Floaters require a little explanation. I always thought it was funny that floaters on glass slides carry the same name as the slang term for dead bodies found in the water. I don't see floaters very often in my practice - our histotechs are very good. After the techs cut the thin slice of tissue embedded in wax after overnight processing, they float the wax/tissue square in a cold water bath prior to placing it on the glass slide with forceps. The water is changed regularly and very clean, but occasionally a stray piece of tissue from another case will find its way onto your slide. Most of the time it is so obvious that we just circle the stray tissue on the slide (thyroid in an endometrial biopsy??!!??) and write "floater." If it becomes a diagnostic dilemma (does this cancer really belong here!!??) it is easy to check the wax block and do a recut if necessary - the floater will not be there the second time around.
Floaters can be so anomalous to what you are doing at the time, and such a surprise, that your brain is sent into a gentle tailspin until you wrap your head around it and realize what you are seeing. I was looking at the prostate, following my little mundane protocol, and I picked up the urethral (penile) margin. No cancer, but what was that fuzzy pink stuff off to the side? Was that brain? Just as I realized it must be a floater I grinned from ear to ear. I ran into my partner Michelle's office.
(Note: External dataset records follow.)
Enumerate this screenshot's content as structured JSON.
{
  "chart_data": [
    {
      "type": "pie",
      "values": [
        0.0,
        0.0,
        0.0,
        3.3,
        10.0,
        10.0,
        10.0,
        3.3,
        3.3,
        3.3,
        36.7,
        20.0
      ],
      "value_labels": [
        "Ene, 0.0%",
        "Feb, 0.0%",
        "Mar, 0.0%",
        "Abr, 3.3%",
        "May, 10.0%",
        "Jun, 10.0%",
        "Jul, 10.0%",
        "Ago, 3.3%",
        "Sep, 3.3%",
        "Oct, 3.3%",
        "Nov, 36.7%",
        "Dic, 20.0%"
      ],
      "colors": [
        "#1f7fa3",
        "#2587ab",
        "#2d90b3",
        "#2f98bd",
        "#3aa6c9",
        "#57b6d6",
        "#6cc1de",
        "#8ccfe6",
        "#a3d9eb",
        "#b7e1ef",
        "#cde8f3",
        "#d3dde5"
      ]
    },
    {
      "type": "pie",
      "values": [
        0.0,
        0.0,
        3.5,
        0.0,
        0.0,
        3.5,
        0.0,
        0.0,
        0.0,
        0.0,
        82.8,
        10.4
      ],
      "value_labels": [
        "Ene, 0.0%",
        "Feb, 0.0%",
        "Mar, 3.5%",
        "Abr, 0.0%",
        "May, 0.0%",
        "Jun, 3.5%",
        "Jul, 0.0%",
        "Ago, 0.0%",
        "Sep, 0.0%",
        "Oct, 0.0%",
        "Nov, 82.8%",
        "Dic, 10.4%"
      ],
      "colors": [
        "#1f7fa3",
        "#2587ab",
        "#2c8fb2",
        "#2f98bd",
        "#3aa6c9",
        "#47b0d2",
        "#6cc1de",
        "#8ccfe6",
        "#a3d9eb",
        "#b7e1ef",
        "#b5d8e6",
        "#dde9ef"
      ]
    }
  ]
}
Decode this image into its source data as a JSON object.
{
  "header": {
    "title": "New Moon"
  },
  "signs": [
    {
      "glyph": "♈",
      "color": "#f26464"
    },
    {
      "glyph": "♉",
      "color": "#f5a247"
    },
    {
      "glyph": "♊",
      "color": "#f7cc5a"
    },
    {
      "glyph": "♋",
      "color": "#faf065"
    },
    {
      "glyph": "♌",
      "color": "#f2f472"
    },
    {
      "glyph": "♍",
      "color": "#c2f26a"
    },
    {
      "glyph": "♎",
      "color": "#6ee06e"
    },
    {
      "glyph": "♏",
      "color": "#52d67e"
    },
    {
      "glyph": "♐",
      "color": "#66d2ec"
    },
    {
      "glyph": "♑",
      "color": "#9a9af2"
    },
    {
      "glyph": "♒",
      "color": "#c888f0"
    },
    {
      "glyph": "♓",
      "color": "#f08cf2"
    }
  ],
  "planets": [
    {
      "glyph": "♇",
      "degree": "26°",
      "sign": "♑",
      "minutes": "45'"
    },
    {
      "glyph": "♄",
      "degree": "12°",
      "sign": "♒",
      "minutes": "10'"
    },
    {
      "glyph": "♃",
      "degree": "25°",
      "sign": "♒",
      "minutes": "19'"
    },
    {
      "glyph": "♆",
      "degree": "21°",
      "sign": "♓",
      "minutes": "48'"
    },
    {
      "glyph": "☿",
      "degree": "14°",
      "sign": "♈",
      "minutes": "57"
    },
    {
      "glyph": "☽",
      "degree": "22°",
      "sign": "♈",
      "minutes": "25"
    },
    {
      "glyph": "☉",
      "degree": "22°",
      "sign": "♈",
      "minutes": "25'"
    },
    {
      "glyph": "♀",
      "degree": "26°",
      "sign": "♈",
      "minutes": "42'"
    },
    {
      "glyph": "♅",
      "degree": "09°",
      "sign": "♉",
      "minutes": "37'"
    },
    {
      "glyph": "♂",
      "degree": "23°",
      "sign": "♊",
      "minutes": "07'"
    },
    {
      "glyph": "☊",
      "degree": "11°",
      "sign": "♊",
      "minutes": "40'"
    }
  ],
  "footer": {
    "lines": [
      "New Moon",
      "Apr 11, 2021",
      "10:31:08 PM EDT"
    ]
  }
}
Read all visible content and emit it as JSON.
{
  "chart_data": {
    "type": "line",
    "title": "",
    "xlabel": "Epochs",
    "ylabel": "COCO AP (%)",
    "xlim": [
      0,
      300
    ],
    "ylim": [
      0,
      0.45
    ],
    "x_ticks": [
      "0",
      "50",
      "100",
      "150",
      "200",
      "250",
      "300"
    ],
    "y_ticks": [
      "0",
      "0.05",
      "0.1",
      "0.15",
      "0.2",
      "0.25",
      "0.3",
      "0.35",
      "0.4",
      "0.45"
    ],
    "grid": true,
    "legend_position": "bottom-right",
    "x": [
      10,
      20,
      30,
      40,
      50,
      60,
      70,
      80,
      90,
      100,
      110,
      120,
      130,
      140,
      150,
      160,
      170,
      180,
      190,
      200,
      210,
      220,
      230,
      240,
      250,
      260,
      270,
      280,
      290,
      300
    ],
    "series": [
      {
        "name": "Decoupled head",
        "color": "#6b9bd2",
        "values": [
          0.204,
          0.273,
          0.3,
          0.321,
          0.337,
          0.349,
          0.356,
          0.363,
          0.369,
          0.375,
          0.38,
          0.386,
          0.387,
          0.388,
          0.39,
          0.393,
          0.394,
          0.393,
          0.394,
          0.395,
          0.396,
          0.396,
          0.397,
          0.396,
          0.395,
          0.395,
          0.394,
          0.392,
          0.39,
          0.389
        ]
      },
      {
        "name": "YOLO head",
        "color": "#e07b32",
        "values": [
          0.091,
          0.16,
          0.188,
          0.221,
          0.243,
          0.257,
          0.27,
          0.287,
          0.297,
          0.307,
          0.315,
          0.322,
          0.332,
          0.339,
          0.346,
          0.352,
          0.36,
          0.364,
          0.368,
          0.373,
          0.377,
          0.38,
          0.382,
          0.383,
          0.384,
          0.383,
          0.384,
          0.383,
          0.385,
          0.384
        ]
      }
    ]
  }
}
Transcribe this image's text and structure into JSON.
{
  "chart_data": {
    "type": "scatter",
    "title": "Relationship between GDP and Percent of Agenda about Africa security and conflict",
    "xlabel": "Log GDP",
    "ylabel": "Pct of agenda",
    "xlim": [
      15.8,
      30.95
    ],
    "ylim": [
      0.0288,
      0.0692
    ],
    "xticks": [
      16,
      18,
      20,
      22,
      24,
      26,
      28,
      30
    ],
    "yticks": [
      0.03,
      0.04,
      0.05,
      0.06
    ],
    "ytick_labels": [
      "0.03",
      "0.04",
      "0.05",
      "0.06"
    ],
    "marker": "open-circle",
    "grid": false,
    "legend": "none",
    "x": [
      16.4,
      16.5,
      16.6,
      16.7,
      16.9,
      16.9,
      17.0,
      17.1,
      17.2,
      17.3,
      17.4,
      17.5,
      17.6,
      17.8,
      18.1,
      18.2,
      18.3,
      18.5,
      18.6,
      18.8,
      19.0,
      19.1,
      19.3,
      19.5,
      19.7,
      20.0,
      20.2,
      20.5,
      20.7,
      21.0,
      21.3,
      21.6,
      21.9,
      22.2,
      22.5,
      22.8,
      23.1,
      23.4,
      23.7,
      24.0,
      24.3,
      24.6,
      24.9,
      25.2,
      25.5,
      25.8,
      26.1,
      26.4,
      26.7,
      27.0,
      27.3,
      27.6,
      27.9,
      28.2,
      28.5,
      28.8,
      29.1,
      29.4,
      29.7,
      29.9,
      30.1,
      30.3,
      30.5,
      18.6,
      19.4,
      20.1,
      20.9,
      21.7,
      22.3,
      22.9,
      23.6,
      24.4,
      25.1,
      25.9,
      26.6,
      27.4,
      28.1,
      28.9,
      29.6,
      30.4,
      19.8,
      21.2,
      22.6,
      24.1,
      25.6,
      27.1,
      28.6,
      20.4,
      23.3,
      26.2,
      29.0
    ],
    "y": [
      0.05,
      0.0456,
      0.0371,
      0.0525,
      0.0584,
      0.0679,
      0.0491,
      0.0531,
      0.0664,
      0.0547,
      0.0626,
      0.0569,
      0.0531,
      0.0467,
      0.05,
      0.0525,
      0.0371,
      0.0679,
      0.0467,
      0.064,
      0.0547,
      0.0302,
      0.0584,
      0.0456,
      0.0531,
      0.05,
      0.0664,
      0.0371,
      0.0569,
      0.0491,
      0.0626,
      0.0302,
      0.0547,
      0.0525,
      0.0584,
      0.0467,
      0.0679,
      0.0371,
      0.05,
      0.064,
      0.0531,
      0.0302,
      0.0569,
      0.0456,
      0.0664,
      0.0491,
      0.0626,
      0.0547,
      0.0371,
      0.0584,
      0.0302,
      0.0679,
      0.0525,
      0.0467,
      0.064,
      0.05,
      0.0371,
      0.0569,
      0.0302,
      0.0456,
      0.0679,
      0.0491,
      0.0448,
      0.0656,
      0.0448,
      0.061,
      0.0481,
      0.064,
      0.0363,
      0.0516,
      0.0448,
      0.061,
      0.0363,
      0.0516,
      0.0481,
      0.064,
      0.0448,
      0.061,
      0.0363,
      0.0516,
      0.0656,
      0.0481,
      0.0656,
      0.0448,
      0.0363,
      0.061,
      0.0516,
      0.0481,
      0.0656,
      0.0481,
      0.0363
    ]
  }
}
"This is the best floater in the history of floaters. This is a penile urethral margin in a radical prostatectomy."
She threw it up on the stage, and started laughing so hard she almost fell off of her chair. I joined her, and when we finally caught our breath, I said, "Maybe I should send it around? Show everyone?" She looked alarmed. "Not the guys." I said, "OK, just the girls, then."
A few minutes later she came in my office. "Maybe most of the guys. Not all of them." We were both thinking about a senior member of our group. He can definitely take a joke, but he has an air of decorum about him that rebuffs tasteless humor. I said, "Let's try it out on Rex." She agreed, and we wandered to his office next door with the slide. I gave him the intro, and he was quiet for too long, while Michelle and I were unsuccessfully suppressing giggles, like junior high school girls. I looked at her, "Maybe he doesn't get it."
Rex said under his breath, peering down into the microscope, "Yes, I get it."
I said, "Oh," as he handed back the slide. Gave a sideways glance at Michelle. "Well, he was our test guy. It didn't go over too well. You were right, maybe we should just show it to the girls."
Later in the day, Rex came into my office to render his opinion on a breast case I had consulted him about. "I'm not sure why you want my opinion since you called me a dick brain earlier." I smiled. "Not you, Rex! It is a joke about the male species in general." He wasn't supposed to take it personally. Just enjoy the wonderful pathology spin on the age old joke. I have enjoyed the license to call him a dick brain, the last couple of days, and I think he has mellowed since the original presentation. I can't wait until my parter-in-crime, Dr. Woods, returns from vacation. To see his response.